Perfides ! recevez le châtiment fatal
990 De la fureur qui vous possède !
Tous les combattants
Cédez, cédez à notre effort ;
Vous n’éviterez pas la mort.
Persée, Céphée et leur suite poursuivent Phinée et sa suite.

CASSIOPE et ANDROMÈDE.

Quelles horreurs ! quelles alarmes !
995 Dieux ! soyez touchés de mes larmes !
Tous les combattants
Cédez, cédez à notre effort, etc.
Les combattants s’éloignent.

SCÈNE VI. Céphée, Cassiope, Andromède. §

CÉPHÉE, à Cassiope.

Le soin de vous défendre en ces lieux me rappelle.
Craignez tout d’un peuple rebelle ;
1000 Quel sang n’ose-t-il point verser ?
Un trait, que sur Persée on a voulu lancer,
A frappé votre soeur d’une atteinte mortelle.
Junon, implacable pour nous,
Anime les mutins de son fatal courroux.
1005 Leur rage croît, leur nombre augmente :
Persée en vain toujours combat avec chaleur.
Que servent les efforts qu’il tente ?
Le nombre tôt ou tard accable la valeur.

SCÈNE VII. Persée, suite de Persée ; Phinée, suite de Phinée, et les acteurs de la scène précédente. §

PHINÉE et sa suite.

Qu’il n’échappe pas, qu’il périsse,
1010 Cet étranger audacieux
Qui prétend régner en ces lieux !

CÉPHÉE, CASSIOPE et ANDROMÈDE.

Ciel ! Ô ciel soyez-nous propice !

PHINÉE et sa suite.

Qu’il n’échappe, qu’il périsse !

CÉPHÉE, CASSIOPE et ANDROMÈDE.

Défendez-nous, ô justes dieux !

PERSÉE, à ceux de son parti.

1015 Ne craignez rien ; fermez les yeux,
Je vais punir leur injustice.
Persée pétrifie Phinée et sa suite, en leur montrant la tête de Méduse.
Voyez leur funeste supplice.

CÉPHÉE, CASSIOPE et ANDROMÈDE.

Quel prodige ! Quel changement !

PERSÉE.

La tête de Méduse a fait leur châtiment...
1020 Cessons de redouter la fortune cruelle ;
Le ciel nous promet d’heureux jours ;
Vénus vient à notre secours ;
Elle amène l’Amour et l’Hymen avec elle.
Le palais de Vénus descend.

SCENE VIII. Vénus, l’Amour, L’Hyménée, Céphée ; Cassiope, Andromède, les Graces, les Amours, et les Jeux, Troupe de Courtisans de Céphée, Troupe d’Éthiopiens et d’Éthiopiennes. §

VÉNUS.

Mortels, vivez en paix ; vos malheurs sont finis.
1025 Jupiter vous protège en faveur de son fils ;
À ce dieu si puissant tous les dieux veulent plaire,
Et Junon même enfin apaise sa colère.
Cassiope, Céphée, et vous, heureux époux,
Prenez place au ciel avec nous.
1030 Les souverains destins ordonnent
Que des feux éclatants toujours vous environnent.
Céphée, Cassiope, Persée, et Andromède, sont élevés dans le ciel, et des étoiles brillantes les environnent.

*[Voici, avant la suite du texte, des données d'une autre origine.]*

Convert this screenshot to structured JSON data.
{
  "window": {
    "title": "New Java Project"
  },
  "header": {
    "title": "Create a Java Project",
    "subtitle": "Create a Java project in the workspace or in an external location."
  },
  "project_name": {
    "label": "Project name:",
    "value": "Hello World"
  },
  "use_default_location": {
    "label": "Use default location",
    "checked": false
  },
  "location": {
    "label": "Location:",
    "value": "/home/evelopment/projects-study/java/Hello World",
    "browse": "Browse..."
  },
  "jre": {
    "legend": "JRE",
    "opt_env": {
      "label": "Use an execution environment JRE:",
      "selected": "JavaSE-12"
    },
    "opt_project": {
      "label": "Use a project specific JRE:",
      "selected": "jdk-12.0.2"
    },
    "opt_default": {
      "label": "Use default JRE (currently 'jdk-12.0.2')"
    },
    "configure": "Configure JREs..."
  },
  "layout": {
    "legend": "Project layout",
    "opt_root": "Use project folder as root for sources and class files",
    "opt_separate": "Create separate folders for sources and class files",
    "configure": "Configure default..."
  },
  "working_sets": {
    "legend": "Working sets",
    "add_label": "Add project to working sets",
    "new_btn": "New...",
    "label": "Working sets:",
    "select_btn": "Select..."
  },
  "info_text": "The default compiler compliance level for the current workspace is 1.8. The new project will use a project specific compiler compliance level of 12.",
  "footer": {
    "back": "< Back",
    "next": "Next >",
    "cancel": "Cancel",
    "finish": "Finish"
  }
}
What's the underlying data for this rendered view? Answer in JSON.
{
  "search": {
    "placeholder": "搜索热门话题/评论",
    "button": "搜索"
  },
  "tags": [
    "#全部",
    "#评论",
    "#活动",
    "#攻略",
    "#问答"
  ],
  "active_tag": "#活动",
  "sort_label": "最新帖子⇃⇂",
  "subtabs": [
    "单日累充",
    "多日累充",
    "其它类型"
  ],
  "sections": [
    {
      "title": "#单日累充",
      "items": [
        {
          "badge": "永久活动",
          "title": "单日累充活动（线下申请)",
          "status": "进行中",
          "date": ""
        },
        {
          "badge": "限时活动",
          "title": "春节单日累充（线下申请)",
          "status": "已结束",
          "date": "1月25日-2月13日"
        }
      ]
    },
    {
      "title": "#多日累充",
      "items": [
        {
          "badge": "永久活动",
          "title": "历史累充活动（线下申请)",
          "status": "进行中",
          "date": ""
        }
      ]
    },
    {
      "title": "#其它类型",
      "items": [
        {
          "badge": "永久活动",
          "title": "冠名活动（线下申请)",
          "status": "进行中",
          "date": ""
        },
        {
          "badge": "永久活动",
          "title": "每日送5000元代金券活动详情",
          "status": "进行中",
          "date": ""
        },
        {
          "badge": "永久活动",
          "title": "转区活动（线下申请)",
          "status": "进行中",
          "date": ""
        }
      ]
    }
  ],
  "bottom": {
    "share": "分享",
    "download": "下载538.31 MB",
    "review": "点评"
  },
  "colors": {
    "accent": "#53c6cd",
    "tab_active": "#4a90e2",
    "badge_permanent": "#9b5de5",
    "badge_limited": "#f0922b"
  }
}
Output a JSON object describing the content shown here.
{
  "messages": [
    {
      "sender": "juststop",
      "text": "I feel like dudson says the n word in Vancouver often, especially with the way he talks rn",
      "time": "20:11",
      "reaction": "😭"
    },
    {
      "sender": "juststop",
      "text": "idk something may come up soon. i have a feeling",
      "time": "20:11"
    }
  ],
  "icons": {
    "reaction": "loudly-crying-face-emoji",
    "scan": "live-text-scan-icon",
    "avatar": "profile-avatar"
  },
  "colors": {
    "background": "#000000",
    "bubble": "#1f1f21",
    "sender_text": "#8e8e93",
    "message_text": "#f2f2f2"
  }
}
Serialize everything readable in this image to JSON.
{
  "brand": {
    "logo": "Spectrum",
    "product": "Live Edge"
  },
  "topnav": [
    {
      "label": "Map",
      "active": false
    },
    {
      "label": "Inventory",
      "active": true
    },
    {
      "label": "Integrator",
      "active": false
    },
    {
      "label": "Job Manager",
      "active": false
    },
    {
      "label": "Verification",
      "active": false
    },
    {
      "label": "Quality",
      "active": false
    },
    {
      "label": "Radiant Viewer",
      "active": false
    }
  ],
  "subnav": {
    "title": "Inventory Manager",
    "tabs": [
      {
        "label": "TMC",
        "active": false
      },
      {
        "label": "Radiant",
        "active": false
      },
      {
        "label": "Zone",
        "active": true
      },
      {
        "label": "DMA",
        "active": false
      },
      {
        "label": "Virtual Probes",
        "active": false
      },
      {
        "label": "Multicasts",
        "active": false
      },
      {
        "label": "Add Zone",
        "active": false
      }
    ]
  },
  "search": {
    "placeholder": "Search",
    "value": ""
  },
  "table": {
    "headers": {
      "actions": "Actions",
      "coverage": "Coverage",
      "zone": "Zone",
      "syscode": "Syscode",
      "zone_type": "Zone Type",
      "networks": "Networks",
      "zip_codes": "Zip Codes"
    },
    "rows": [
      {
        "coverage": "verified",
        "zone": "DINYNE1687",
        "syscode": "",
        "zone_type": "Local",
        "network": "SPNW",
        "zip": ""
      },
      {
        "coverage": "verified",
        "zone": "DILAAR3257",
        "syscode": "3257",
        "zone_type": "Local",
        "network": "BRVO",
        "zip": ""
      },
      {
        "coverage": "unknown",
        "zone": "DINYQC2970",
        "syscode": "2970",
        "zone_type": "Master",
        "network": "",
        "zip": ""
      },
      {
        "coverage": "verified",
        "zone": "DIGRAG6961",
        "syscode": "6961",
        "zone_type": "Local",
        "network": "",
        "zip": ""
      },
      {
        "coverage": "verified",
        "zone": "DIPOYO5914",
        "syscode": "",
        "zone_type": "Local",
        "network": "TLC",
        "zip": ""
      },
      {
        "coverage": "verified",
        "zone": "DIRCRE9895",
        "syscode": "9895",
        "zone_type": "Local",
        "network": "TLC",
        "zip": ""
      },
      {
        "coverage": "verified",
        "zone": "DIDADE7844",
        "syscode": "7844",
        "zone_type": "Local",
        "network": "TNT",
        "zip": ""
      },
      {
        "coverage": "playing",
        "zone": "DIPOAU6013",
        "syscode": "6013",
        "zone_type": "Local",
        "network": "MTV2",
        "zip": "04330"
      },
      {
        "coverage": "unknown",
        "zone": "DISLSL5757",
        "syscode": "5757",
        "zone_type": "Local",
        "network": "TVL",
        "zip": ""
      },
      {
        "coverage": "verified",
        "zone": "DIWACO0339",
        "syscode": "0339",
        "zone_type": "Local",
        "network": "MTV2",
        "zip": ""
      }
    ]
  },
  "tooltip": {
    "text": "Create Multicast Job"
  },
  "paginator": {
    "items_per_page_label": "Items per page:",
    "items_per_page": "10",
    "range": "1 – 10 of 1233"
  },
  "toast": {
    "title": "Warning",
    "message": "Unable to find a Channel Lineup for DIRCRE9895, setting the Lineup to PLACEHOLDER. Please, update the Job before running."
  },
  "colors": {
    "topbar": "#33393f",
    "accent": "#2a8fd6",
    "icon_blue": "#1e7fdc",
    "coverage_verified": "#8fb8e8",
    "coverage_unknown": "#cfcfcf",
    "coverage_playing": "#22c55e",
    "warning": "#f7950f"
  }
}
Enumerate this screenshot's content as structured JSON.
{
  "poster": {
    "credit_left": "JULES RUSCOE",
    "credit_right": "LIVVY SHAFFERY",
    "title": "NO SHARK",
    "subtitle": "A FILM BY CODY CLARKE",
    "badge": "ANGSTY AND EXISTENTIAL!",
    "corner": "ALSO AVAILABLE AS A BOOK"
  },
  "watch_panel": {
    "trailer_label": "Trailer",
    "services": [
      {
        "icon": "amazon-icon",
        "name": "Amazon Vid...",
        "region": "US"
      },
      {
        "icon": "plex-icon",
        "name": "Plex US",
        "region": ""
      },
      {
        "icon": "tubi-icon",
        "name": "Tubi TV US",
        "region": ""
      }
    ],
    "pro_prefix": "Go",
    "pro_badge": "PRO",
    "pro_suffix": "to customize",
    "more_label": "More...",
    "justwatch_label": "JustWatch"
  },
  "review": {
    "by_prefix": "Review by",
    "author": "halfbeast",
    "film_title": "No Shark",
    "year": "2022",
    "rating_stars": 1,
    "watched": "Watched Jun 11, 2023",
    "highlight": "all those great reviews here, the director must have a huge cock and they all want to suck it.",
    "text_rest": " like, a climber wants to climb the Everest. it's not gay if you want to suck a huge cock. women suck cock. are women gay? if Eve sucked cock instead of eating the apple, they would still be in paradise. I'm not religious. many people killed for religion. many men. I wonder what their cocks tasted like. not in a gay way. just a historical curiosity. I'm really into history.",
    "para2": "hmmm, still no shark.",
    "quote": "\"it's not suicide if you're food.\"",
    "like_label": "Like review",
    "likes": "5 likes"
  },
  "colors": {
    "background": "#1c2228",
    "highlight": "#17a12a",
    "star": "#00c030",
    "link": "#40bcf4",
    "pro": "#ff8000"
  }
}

VÉNUS, L’Amour, l’Hyménée et les Choeurs.

Héros victorieux, Andromède est à vous ;
Votre Valeur et l’Hymen vous la donnent :
La gloire et l’Amour vous couronnent ;
1035 Fut-il jamais un triomphe plus doux ?
Héros victorieux, Andromède est à vous.
Les courtisans de Céphée, les Éthiopiens et les Éthiopiennes témoignent leur joie par leurs danses.